“是啊,是啊,聽說就是她報的警。”
“她一出現,肯定沒什麼好事。”
“沒錯,有其父必有其女。”
……
四周的竊竊私語演變成指指點點,我無疑又一次成了眾矢之的。不過,這些我早已司空見慣,我的眼裡只有林茂。
驀地,耳邊驟然響起痛徹心扉的哭聲,緊接著,一個巴掌毫無徵兆地落在我的臉上。
“死丫頭!為什麼死的不是你!為什麼死的不是你!”
那是我第一次見到林茂的媽媽,她蒼白的臉上有林茂的影子。
她撕扯著我的頭髮,將我狠狠推倒在地。
我不作聲,默默地承受著她的踢打和唾罵。
雨幕中,林茂溫暖的笑容逐漸模糊。越是看不清他的臉,我的心裡就越是悲涼。
終於,眼淚還是決堤而下。
我知道,那一去不復的年少時光,終究只能在回憶里遺憾落幕。
對不起。對不起。
02 離別之殤
十月的溫度,已經丟掉了悶熱,風不大,但還是輕而易舉地颳起了地上的落葉。
傍晚的天氣有些陰沉,這是大雨的前兆。
來到清源學院已經有一個多月的時間,這所學校的環境和它如此高雅的名字簡直天差地遠。
不過,我不在乎。
能逃離那個被流言充斥的小鎮,我在所不惜。
忘記是誰說過,在沒有能力面對之前,暫時的逃避未必不是件好事。於是,拿到高考志願的那天,我毫不猶豫地填上了清源學院的名字。
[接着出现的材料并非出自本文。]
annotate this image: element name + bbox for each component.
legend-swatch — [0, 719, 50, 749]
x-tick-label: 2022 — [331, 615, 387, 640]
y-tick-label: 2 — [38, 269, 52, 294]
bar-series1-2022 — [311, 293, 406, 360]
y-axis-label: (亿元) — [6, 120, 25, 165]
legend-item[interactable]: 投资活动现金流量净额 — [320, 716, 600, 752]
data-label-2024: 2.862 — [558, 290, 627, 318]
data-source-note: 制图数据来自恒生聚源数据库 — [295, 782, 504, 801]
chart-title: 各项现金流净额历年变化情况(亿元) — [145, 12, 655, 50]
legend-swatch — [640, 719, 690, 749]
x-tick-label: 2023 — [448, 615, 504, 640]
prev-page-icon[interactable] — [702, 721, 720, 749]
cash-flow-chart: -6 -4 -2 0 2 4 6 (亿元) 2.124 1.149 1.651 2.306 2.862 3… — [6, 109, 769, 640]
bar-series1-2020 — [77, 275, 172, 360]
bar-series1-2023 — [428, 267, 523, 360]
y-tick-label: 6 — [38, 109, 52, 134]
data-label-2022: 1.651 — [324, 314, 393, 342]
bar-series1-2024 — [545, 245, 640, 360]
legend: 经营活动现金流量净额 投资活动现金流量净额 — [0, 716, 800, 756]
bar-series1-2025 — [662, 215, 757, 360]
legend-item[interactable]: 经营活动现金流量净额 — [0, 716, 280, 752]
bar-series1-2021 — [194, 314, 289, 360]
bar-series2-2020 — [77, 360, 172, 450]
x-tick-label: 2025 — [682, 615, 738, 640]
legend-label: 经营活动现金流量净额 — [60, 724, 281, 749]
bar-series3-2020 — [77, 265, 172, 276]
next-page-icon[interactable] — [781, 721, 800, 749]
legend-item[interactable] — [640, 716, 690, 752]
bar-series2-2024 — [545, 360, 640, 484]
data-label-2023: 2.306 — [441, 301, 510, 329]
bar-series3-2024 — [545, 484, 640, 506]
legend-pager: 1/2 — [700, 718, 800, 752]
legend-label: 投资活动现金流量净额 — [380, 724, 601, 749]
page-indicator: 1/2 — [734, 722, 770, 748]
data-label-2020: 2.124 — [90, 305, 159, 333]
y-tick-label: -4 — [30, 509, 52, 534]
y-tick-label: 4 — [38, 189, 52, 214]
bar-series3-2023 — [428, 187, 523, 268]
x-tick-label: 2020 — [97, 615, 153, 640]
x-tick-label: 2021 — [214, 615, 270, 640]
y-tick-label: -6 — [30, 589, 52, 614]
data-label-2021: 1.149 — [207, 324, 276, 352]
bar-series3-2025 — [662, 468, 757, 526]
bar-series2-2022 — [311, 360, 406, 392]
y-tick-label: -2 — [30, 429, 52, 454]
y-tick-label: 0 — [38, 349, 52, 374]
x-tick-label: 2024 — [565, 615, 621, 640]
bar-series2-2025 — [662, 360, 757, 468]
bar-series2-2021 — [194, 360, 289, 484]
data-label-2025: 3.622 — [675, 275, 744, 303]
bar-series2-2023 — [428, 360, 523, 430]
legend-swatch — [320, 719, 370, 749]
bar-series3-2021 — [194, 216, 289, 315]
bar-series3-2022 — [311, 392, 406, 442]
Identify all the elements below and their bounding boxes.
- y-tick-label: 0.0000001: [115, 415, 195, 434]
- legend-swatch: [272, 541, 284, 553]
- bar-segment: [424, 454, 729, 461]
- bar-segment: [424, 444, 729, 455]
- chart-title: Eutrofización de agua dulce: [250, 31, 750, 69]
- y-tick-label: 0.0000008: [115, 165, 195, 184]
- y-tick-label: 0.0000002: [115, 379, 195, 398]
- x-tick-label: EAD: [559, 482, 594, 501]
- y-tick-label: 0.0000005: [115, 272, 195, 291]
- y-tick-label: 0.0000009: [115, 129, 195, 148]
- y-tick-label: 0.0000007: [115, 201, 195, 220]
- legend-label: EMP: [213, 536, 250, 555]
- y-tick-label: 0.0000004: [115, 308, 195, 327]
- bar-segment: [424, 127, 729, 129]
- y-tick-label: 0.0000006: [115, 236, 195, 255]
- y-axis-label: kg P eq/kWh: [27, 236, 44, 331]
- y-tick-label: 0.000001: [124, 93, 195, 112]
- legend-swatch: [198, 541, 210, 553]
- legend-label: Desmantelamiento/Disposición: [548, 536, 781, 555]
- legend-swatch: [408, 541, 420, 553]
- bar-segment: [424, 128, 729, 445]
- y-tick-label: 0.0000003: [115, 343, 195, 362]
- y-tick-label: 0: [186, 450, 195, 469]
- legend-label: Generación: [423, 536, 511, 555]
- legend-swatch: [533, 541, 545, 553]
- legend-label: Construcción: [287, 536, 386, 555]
因為,它離家最遠,也可以寄宿,對我來說,那便是最好的解脫。
媽媽拉著我的手,顫抖的聲音中透著小心翼翼:“箐箐,為什麼一定要去那麼遠的學校呢?選個近點兒的,媽媽也好照顧你啊。”
我嫌惡地甩開她的手,只冷冷地說了一句:“你真讓我噁心!”
之後,我便帶著簡單的行李獨自上了車。
我無法原諒她做出那樣丟臉面的事,就像林茂的媽媽無法原諒是我害死了林茂一樣。
為了和之前的生活劃清界限,我只帶了第一個學期的學費,其餘的,我並不打算伸手再問家裡要。
開學後的第二周,我在“玫瑰”咖啡店找了份兼職,每周二、四、六的晚上七點到十點上班。
咖啡店距離學校只有兩站路,老闆是個半禿頂的中年男人,看上去和藹可親。知道我是勤工儉學的學生,他特許我不用經過試用期便可以一直做下去。
我感激他的慷慨相助,雖然不過是端送咖啡的簡單工作,我也絲毫不敢有半點兒馬虎。